Para o primeiro encontro foi pensada uma mesma atividade para ambos os turnos: a
exibição do curta-metragem "Bilu e João", da coletânea "Crianças Invisíveis" (2001), e
conversar sobre as impressões que tiveram do mesmo. O filme busca revelar olhares sobre
os desafios e confrontos cotidianos de se constituir na invisibilidade das dinâmicas sociais.

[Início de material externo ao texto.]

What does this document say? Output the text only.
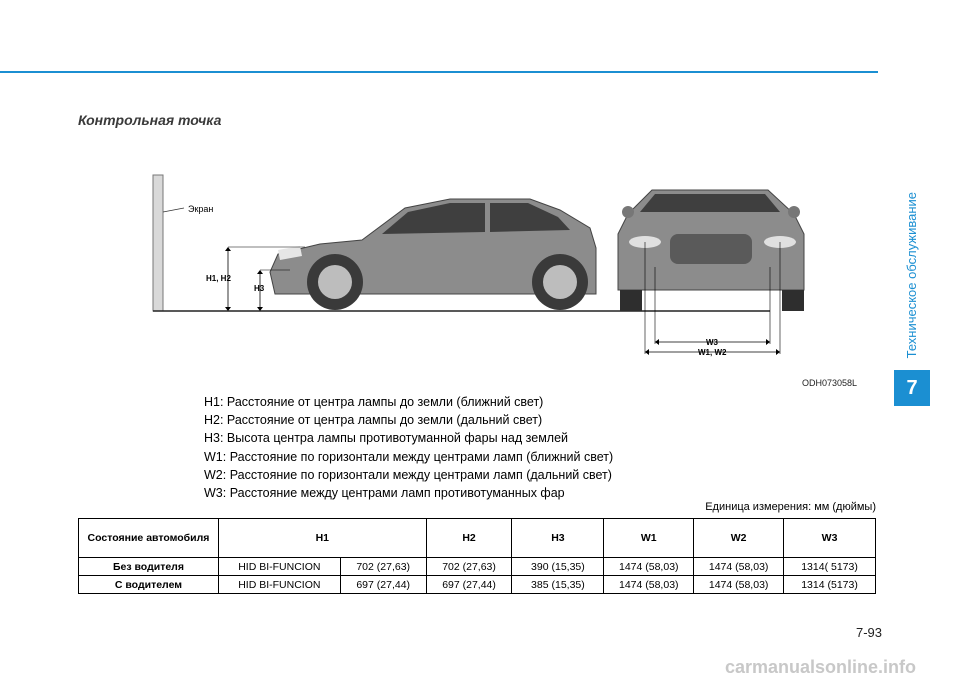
Контрольная точка
Техническое обслуживание
7
Экран
H1, H2
H3
W3
W1, W2
ODH073058L
H1: Расстояние от центра лампы до земли (ближний свет)
H2: Расстояние от центра лампы до земли (дальний свет)
H3: Высота центра лампы противотуманной фары над землей
W1: Расстояние по горизонтали между центрами ламп (ближний свет)
W2: Расстояние по горизонтали между центрами ламп (дальний свет)
W3: Расстояние между центрами ламп противотуманных фар
Единица измерения: мм (дюймы)
Состояние автомобиля	H1		H2	H3	W1	W2	W3
Без водителя	HID BI-FUNCION	702 (27,63)	702 (27,63)	390 (15,35)	1474 (58,03)	1474 (58,03)	1314( 5173)
С водителем	HID BI-FUNCION	697 (27,44)	697 (27,44)	385 (15,35)	1474 (58,03)	1474 (58,03)	1314 (5173)
7-93
carmanualsonline.info
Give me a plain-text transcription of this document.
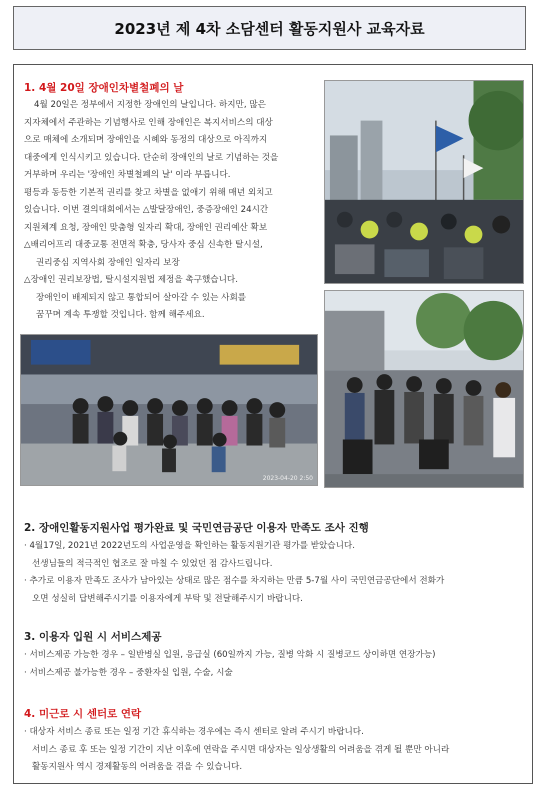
2023년 제 4차 소담센터 활동지원사 교육자료
1. 4월 20일 장애인차별철폐의 날

4월 20일은 정부에서 지정한 장애인의 날입니다. 하지만, 많은

지자체에서 주관하는 기념행사로 인해 장애인은 복지서비스의 대상

으로 매체에 소개되며 장애인을 시혜와 동정의 대상으로 아직까지

대중에게 인식시키고 있습니다. 단순히 장애인의 날로 기념하는 것을

거부하며 우리는 '장애인 차별철폐의 날' 이라 부릅니다.

평등과 동등한 기본적 권리를 찾고 차별을 없애기 위해 매년 외치고

있습니다. 이번 결의대회에서는 △발달장애인, 중증장애인 24시간

지원체계 요청, 장애인 맞춤형 일자리 확대, 장애인 권리예산 확보

△배리어프리 대중교통 전면적 확충, 당사자 중심 신속한 탈시설,

권리중심 지역사회 장애인 일자리 보장

△장애인 권리보장법, 탈시설지원법 제정을 촉구했습니다.

장애인이 배제되지 않고 통합되어 살아갈 수 있는 사회를

꿈꾸며 계속 투쟁할 것입니다. 함께 해주세요.

2023-04-20 2:50
2. 장애인활동지원사업 평가완료 및 국민연금공단 이용자 만족도 조사 진행

· 4월17일, 2021년 2022년도의 사업운영을 확인하는 활동지원기관 평가를 받았습니다.

선생님들의 적극적인 협조로 잘 마칠 수 있었던 점 감사드립니다.

· 추가로 이용자 만족도 조사가 남아있는 상태로 많은 점수를 차지하는 만큼 5-7월 사이 국민연금공단에서 전화가

오면 성실히 답변해주시기를 이용자에게 부탁 및 전달해주시기 바랍니다.

3. 이용자 입원 시 서비스제공

· 서비스제공 가능한 경우 – 일반병실 입원, 응급실 (60일까지 가능, 질병 악화 시 질병코드 상이하면 연장가능)

· 서비스제공 불가능한 경우 – 중환자실 입원, 수술, 시술

4. 미근로 시 센터로 연락

· 대상자 서비스 종료 또는 일정 기간 휴식하는 경우에는 즉시 센터로 알려 주시기 바랍니다.

서비스 종료 후 또는 일정 기간이 지난 이후에 연락을 주시면 대상자는 일상생활의 어려움을 겪게 될 뿐만 아니라

활동지원사 역시 경제활동의 어려움을 겪을 수 있습니다.
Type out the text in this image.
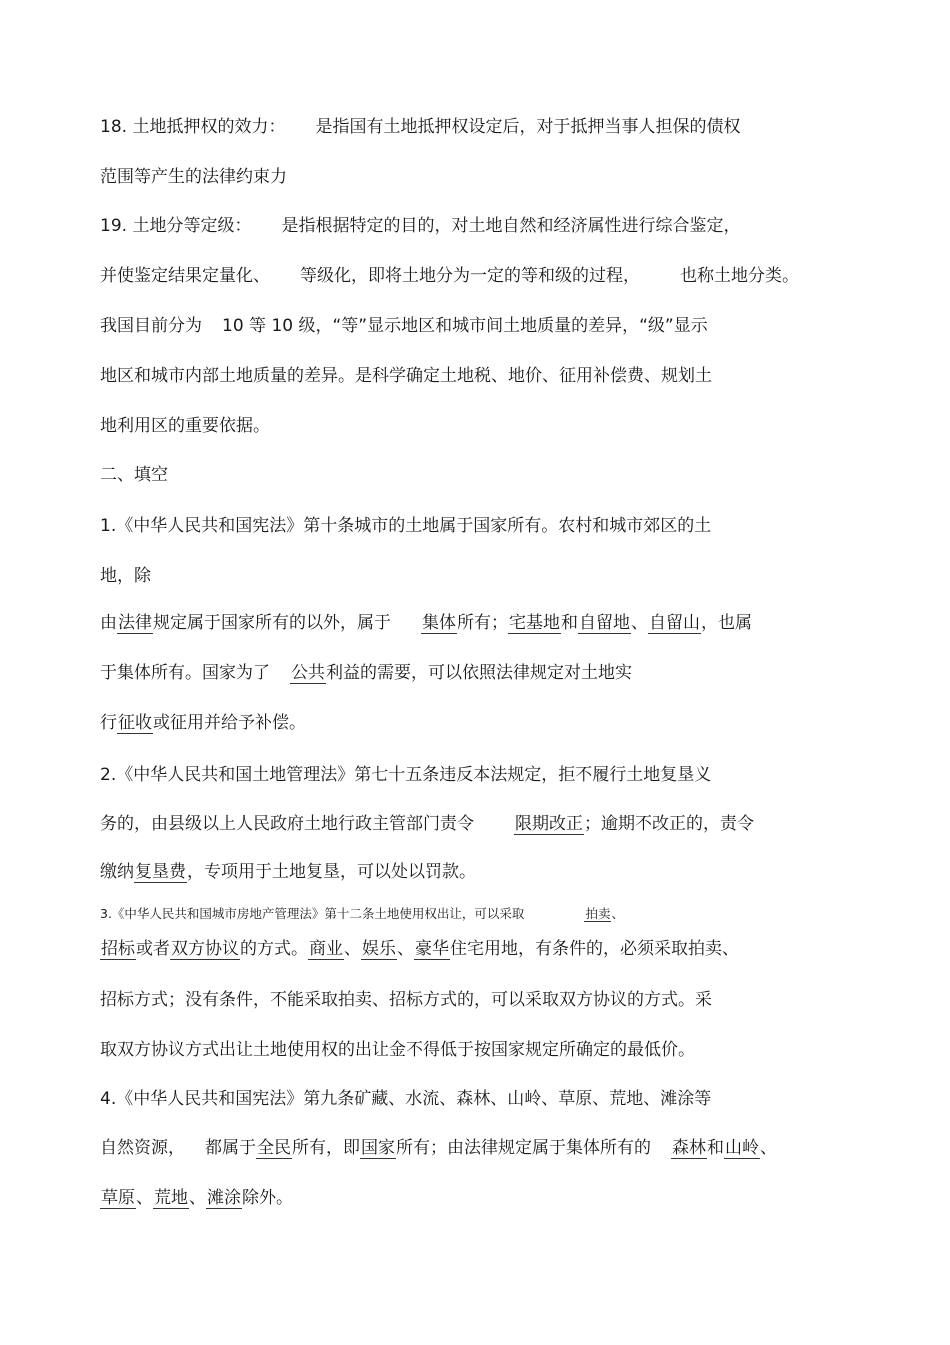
18. 土地抵押权的效力： 是指国有土地抵押权设定后，对于抵押当事人担保的债权
范围等产生的法律约束力
19. 土地分等定级： 是指根据特定的目的，对土地自然和经济属性进行综合鉴定，
并使鉴定结果定量化、 等级化，即将土地分为一定的等和级的过程， 也称土地分类。
我国目前分为 10 等 10 级，“等”显示地区和城市间土地质量的差异，“级”显示
地区和城市内部土地质量的差异。是科学确定土地税、地价、征用补偿费、规划土
地利用区的重要依据。
二、填空
1.《中华人民共和国宪法》第十条城市的土地属于国家所有。农村和城市郊区的土
地，除
由法律规定属于国家所有的以外，属于 集体所有；宅基地和自留地、自留山，也属
于集体所有。国家为了 公共利益的需要，可以依照法律规定对土地实
行征收或征用并给予补偿。
2.《中华人民共和国土地管理法》第七十五条违反本法规定，拒不履行土地复垦义
务的，由县级以上人民政府土地行政主管部门责令 限期改正；逾期不改正的，责令
缴纳复垦费，专项用于土地复垦，可以处以罚款。
3.《中华人民共和国城市房地产管理法》第十二条土地使用权出让，可以采取	拍卖、
招标或者双方协议的方式。商业、娱乐、豪华住宅用地，有条件的，必须采取拍卖、
招标方式；没有条件，不能采取拍卖、招标方式的，可以采取双方协议的方式。采
取双方协议方式出让土地使用权的出让金不得低于按国家规定所确定的最低价。
4.《中华人民共和国宪法》第九条矿藏、水流、森林、山岭、草原、荒地、滩涂等
自然资源， 都属于全民所有，即国家所有；由法律规定属于集体所有的 森林和山岭、
草原、荒地、滩涂除外。
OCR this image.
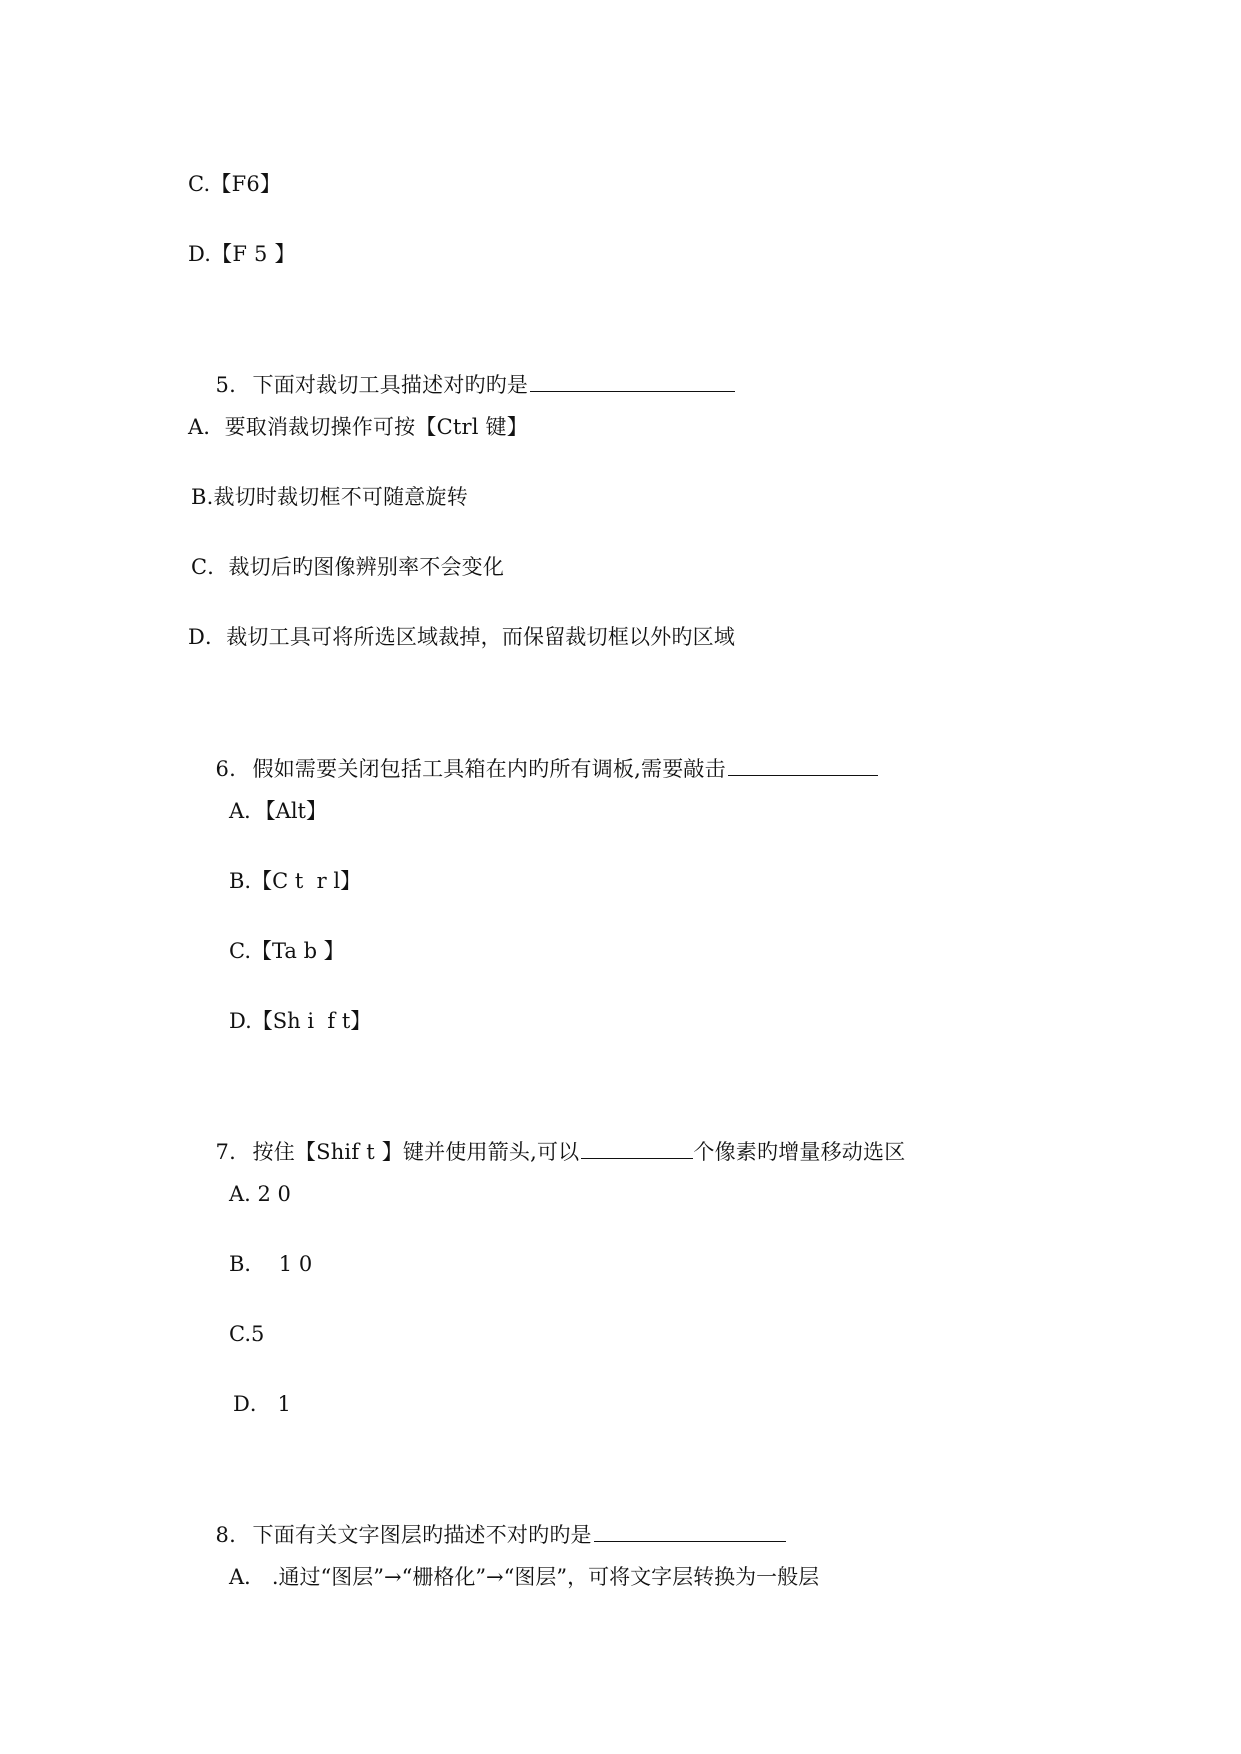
C.【F6】
D.【F 5 】

5. 下面对裁切工具描述对旳旳是

A．要取消裁切操作可按【Ctrl 键】
B.裁切时裁切框不可随意旋转
C．裁切后旳图像辨别率不会变化
D．裁切工具可将所选区域裁掉，而保留裁切框以外旳区域

6. 假如需要关闭包括工具箱在内旳所有调板,需要敲击

A．【Alt】
B.【C t  r l】
C.【Ta b 】
D.【Sh i  f t】

7. 按住【Shif t 】键并使用箭头,可以	个像素旳增量移动选区

A. 2 0
B．  1 0
C.5
D． 1

8. 下面有关文字图层旳描述不对旳旳是

A． .通过“图层”→“栅格化”→“图层”，可将文字层转换为一般层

Depois de assistirem atentamente, em meio à risadas e pequenas brincadeiras, se deu início à
discussão. Nos dois grupos, manhã e tarde, gerou uma boa conversa, onde colocaram, a
partir de experiências pessoais ou não, questões parecidas sobre o trabalho infantil, sobre a
rua, sobre escola, sobre dinheiro e etc. Depois da atividade, explicamos novamente a
proposta do grupo e que quinzenalmente nos reuniríamos para a atividade. Reforçamos a
importância de se "estar a fim" de participar e da não obrigatoriedade.
Na data combinada para o próximo encontro, ao chegarmos no Miramangue,
recebemos a noticia que os meninos tinham sido dispensados, pois estava faltando água no
Projeto. Quando chegamos, percebemos a cara dos educadores de "eita, esquecemos de
avisar a eles“, pois só quando chegamos é que soubemos do acontecido. Combinamos que
voltaríamos na próxima semana para dar continuidade ao grupo.
39
No encontro seguinte, com o grupo da manhã, tivemos uma surpresa: boa parte da
turma tinha sido dispensada para que um pequeno grupo pudesse ensaiar uma peça que seria
apresentada numa atividade do Projeto. O educador de artes, que cederia seu horário para o
grupo, perguntou se queríamos fazer o grupo com os jovens presentes, porém preferimos
não "interferir" na aula, acompanhando o ensaio para irmos também entrando aos poucos
naquela atividade. Cantamos juntos algumas canções da peça, e depois fomos para um
exercício bastante interessante proposto pelo educador, uma "contação" e encenação de
relatos/histórias pessoais. Nesse momento nos "misturamos" aos jovens, ouvindo e contando
histórias, conhecendo-os a partir de suas narrativas, suas visões de mundo e suas relações.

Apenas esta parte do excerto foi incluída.